I don't think that people in general mistrust the CDing any more than strange foods, foreign places, or any unknown situation you might think of that people are unwilling to engage in. A lot of people stay away from strange foods & places even when they know that millions of others eat the foods and live there. I just got back from a visit to North Africa. Some friends were asking me why on earth would I want to go there, just as they might wonder why on earth I'm OK with being in a relationship with a man who explores femininity. But, there is an added element of shame involved in not being true to our anatomical reality, almost as if it's a betrayal (see the next point).

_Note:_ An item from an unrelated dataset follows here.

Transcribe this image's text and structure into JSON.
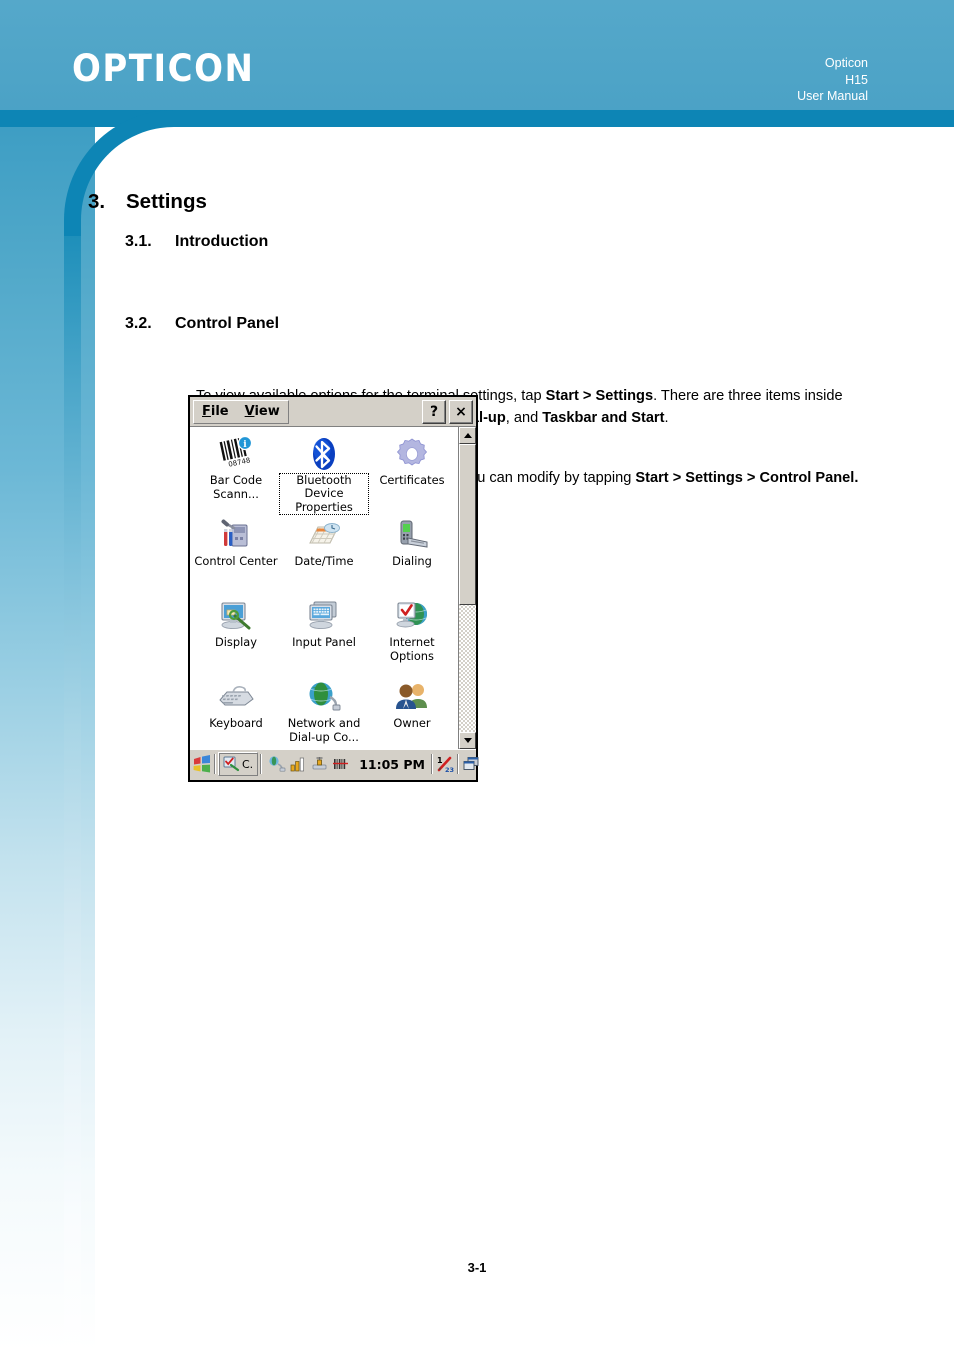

Quote Originally Posted by ClosetED View Post
I understand how people do not want to be perceived as something they are not, but it seems the reaction to possible sexual orientation is a great threat than being seen as a golfer when you are not a golfer.
Yes, I did mean sexual orientation because this is a fundamental building block of who we are much more than just pastimes or hobbies. Our sexual orientation is what propagates our species! Also, the distaste for crossdressing (felt by some and not all people) has to do with a perceived deviation from the very gender norms that has propagated our species, which in turn is perceived by some people as a deliberate rejection of it. And the distaste for this is somehow stronger in men than women. Boys are socialized to believe there is nothing worse in life than to be perceived as a sissy by their peers. Women on the other hand are not socialized to fear appearing strong and competitive, in fact it's the opposite among women ... we're darn happy to escape the confines of subjugated gender that has plagued us for much of human history. Still, people generally seek to belong to their cultural groups and this translates to an aversion of anything that might be perceived as "not right" by our peers. And this applies to women married to men who deviate from the gender norms too. This is why so many CDers and/or their wives do not wish to be out to all their family, friends, coworkers and everyone they know in their day-to-day lives.

All of this is changing of course in our society. Many people are more open to things like same-sex marriage and gender variance than they were a generation ago, but still we as a society haven't reached 100% acceptance and I don't know that we ever will, simply because there will only ever be a small percentage of the population that is same-sex attracted and/or gender variant. We're more prone to universally accept changes that affect most of us rather than just a few of us. And don't forget that it is also much easier to be socially liberal when it comes to situations affecting other people, than when it hits close to home.

Quote Originally Posted by ClosetED View Post
I show my wife tons of attention and do not spare financial resources. She has spent over $26,000 getting hair and nails done in last 20 years. I bought a $800 necklace for OUR anniversary as she wanted surprise. I got a card she bought the evening before and no gift. Still no gift or action on one 2 days later. Should not a wife do the same as your are saying the husband should? Show the husband love and attention and prioritize his CDing above her needs? Yes, there must be compromise, give and take, taking turns on who gets the bigger share.
I did say the examples I gave were loose because there are so many variables in what makes relationships equitable. For example, does your wife earn the same income as you. Did she know about the CDing at the beginning of the relationship or did she find out after years of marriage and does she feel betrayed. Are the two of you sexually connected, or might she perceive that your sexual interests are diffused. Still, maybe for your wife it has nothing to do with trust, a good balance between the CDing and the attention you give her, or a good sex life, and it is more about going outside of the norms as mentioned above.

Has she told you specifically all the things that bother her about the CDing? If you knew, then maybe the two of you could tackle them one by one and make compromises. Your wife may never take to the CDing and happily participate, but hopefully she will come to recognize that YOU need to do this and she will be willing to provide you with the time and space to do so.